Görünüşe göre Flower King ve Ken, Zoe’nin ne kadar güçlü olduğunu biliyorlardı. Zoe sorularına cevap vermedi ama onlar başka bir şey söylemediler. Ayrıca vücutlarının önündeki enerji bariyerlerini sessizce serbest bıraktılar.
Gölge varlıklar, dört kanatlı adamlar ve Atlanta, önlerine enerji bariyerleri kaldırdı. Yüzlerinde ciddi ifadeler vardı.
Zayıf diyarların gerçek koruyucularının hepsi salonun kenarına çekilerek durumu dikkatle gözlemlediler.
Angele’in kaşları çatıldı ve Atlanta’ya bu konuyu sormak üzereydi. Ancak Zoe’nin vücudundan yavaşça beyaz bir sis saldığını gördü. Sis hızla yayılmaya başladı.
Salona bitki kokusu sinmişti; zayıf diyarlardan gelen bölge muhafızları beyaz sisle baş etmekte zorlanıyordu. Hepsinin yüzü bembeyaz oldu.
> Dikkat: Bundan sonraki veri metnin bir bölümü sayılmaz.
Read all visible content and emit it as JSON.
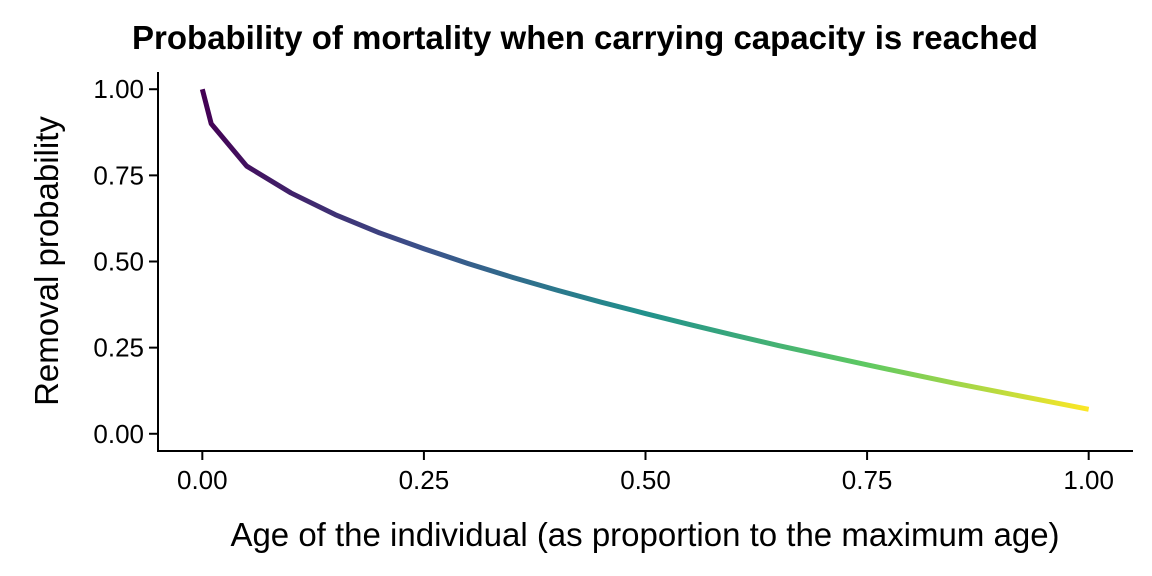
{
  "chart_data": {
    "type": "line",
    "title": "Probability of mortality when carrying capacity is reached",
    "xlabel": "Age of the individual (as proportion to the maximum age)",
    "ylabel": "Removal probability",
    "xlim": [
      -0.05,
      1.05
    ],
    "ylim": [
      -0.05,
      1.05
    ],
    "x_ticks": [
      0.0,
      0.25,
      0.5,
      0.75,
      1.0
    ],
    "x_tick_labels": [
      "0.00",
      "0.25",
      "0.50",
      "0.75",
      "1.00"
    ],
    "y_ticks": [
      0.0,
      0.25,
      0.5,
      0.75,
      1.0
    ],
    "y_tick_labels": [
      "0.00",
      "0.25",
      "0.50",
      "0.75",
      "1.00"
    ],
    "grid": false,
    "legend": "none",
    "color_scale": "viridis",
    "colors": [
      "#440154",
      "#3b528b",
      "#21918c",
      "#5ec962",
      "#fde725"
    ],
    "x": [
      0.0,
      0.01,
      0.05,
      0.1,
      0.15,
      0.2,
      0.25,
      0.3,
      0.35,
      0.4,
      0.45,
      0.5,
      0.55,
      0.6,
      0.65,
      0.7,
      0.75,
      0.8,
      0.85,
      0.9,
      0.95,
      1.0
    ],
    "y": [
      1.0,
      0.9,
      0.777,
      0.699,
      0.636,
      0.583,
      0.537,
      0.494,
      0.454,
      0.417,
      0.382,
      0.349,
      0.317,
      0.286,
      0.256,
      0.228,
      0.2,
      0.173,
      0.146,
      0.121,
      0.096,
      0.071
    ]
  }
}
“Herkes burada olduğuna göre kapıyı kapatacağım. Bu toplantının ana konusunu tartışmaya başlayabiliriz.”
Salonda yüksek bir ses yankılandı. Yaşlı bir adamın sesi gibiydi.
Kimse tek kelime etmedi. Herkes bu sesi dinliyordu.
“Herkesi iki nedenden dolayı buraya topladık. Deniz Çiçeği ve Nolan Adası’nın Unutulma Eseri,” yaşlı adam ciddi bir ses tonuyla konuşuyordu. “Çiçeğin dağıtımı için bir kural belirlememiz gerekiyor. Önerisi olan var mı?”
“Önerileriniz mi? Kural basit olmalı. Buradaki en güçlü olan, avantajların çoğundan faydalanmalı!” Çiçek Kralı dedi.
“Eşit olarak paylaşın.”
“Bir kural oluşturabilirsiniz.”
Diyarın koruyucuları konuşmaya başladı. Faydalar söz konusu olduğunda kimse geri adım atmıyordu. Hepsi kendilerine en çok fayda sağlayacak bir plan önermeye çalışıyorlardı.
Atlanta da bir plan sundu. Ancak Angele sadece kenarda onların konuşmasını dinliyordu.